I think a similar concept could be used here for updating content blocker rules. Instead of supplying to the API the whole JSON file with all rules, we could provide via the snapshot only incremental changes (e.g. new, modified, or removed rules). Safari would keep previously provided rules and apply new changes.

This new approach would make adding new rules or removing old ones much faster because we would only need to generate a small file with changes instead of providing the full JSON file.

Don’t Use JSON (FB7684953)

Last year, Apple pushed declarative programming at WWDC a lot. They even released a new UI framework, SwiftUI. So if we expand that idea further, then it feels logical to improve the way app developers provide blocking rules to Safari.

Currently, we provide rules via JSON, but that may be error-prone and doesn’t feel like a good API to me.

Why not use regular struct and enum instead? We could wrap JSON properties of a blocking rule (e.g. url-filter or resource-type) into properties of a struct rather than using their string representations in JSON. Then build an array of these objects and provide them directly to Safari. A model similar to this:

This is the model we use in 1Blocker

Coupled with incremental updates discussed earlier, this would make changing rules so much easier and nicer for app developers.

Blocked Resources on iOS (FB7684965)

We recently released blocking stats in 1Blocker for Mac. This feature uses the new API announced at WWDC19. It’s so cool to see the amount of unnecessary stuff blocked on pages you visit.

After releasing it, many people asked us if this feature is coming to iOS, too. We really want to say yes to them, but for now, our fingers are crossed. 🤞

Make Enabling Content Blocker Extensions Easier (FB7684967)

After downloading a Safari content blocker app, you need to enable its extensions in Settings. It’s so incredibly hard to enable them on iOS because they are buried deep down in the Settings app.

Our current workaround is the following screen that guides the user through the setup process, but keeping in mind all the steps while scrolling through the Settings app is certainly not easy.
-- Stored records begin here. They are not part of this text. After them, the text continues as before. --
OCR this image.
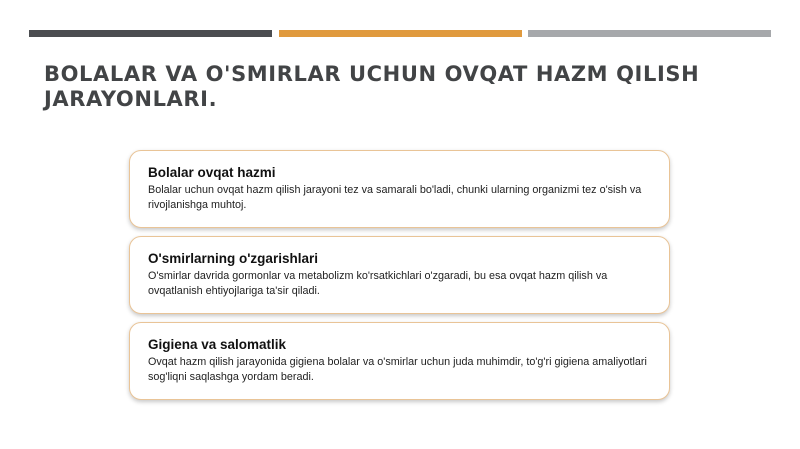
BOLALAR VA O'SMIRLAR UCHUN OVQAT HAZM QILISH JARAYONLARI.
Bolalar ovqat hazmi

Bolalar uchun ovqat hazm qilish jarayoni tez va samarali bo'ladi, chunki ularning organizmi tez o'sish va rivojlanishga muhtoj.

O'smirlarning o'zgarishlari

O'smirlar davrida gormonlar va metabolizm ko'rsatkichlari o'zgaradi, bu esa ovqat hazm qilish va ovqatlanish ehtiyojlariga ta'sir qiladi.

Gigiena va salomatlik

Ovqat hazm qilish jarayonida gigiena bolalar va o'smirlar uchun juda muhimdir, to'g'ri gigiena amaliyotlari sog'liqni saqlashga yordam beradi.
On macOS, things are much easier because Apple provides a convenient function in the API that automatically opens Safari’s preferences pane for the specified extension:

Apple, can we have a similar method on iOS, please? It would make installing content blockers so much easier for all users.

Add Support for Scriplets

Scriptlets are pieces of JavaScript code that can be injected into certain pages. They can extend the capabilities of existing actions available to content blockers in Safari.

Take a look at uBlock Origin’s open-source list of scriplets as an example. They are quite powerful and let developers fine-tune the blocking experience. Think of the ability to block things like pop-ups nagging you to turn off your content blocker, or automatic redirects to a different version of the site, or being able to change the style of some webpage elements.

When done right and secure, they can take content blocking in Safari to a whole new level.

Show What Elements Were Hidden

It’s unfortunate that there’s no easy way of knowing what webpage elements were hidden on a page.

Safari’s Web Inspector shows only blocked requests, but it doesn’t tell us what elements were hidden, like social media buttons or popups.

In addition to blocked requests, we would also love to show users hidden elements on our Blocking Stats screen.

Increase Rule Limit to 100K

Each content blocker extension can have up to 50K rules. Although that’s not a small number, sometimes it’s not enough. There are open-source lists with hundreds of thousands of rules.

While I think that it’s not a good idea to have so many rules, and developers should keep their rulesets as small as possible, having the limit at 100K would make us think less about hitting the limit and more about building a great user experience.

The 50K limit made sense five years ago when iOS devices were slower. But now they have fancy Bionic chips, so they probably can handle a bigger limit.

We hope our huge list doesn’t come across as ungrateful because we love Safari, and the WebKit team has done an incredible job of providing content blocker features while making sure users stay safe and their privacy is protected.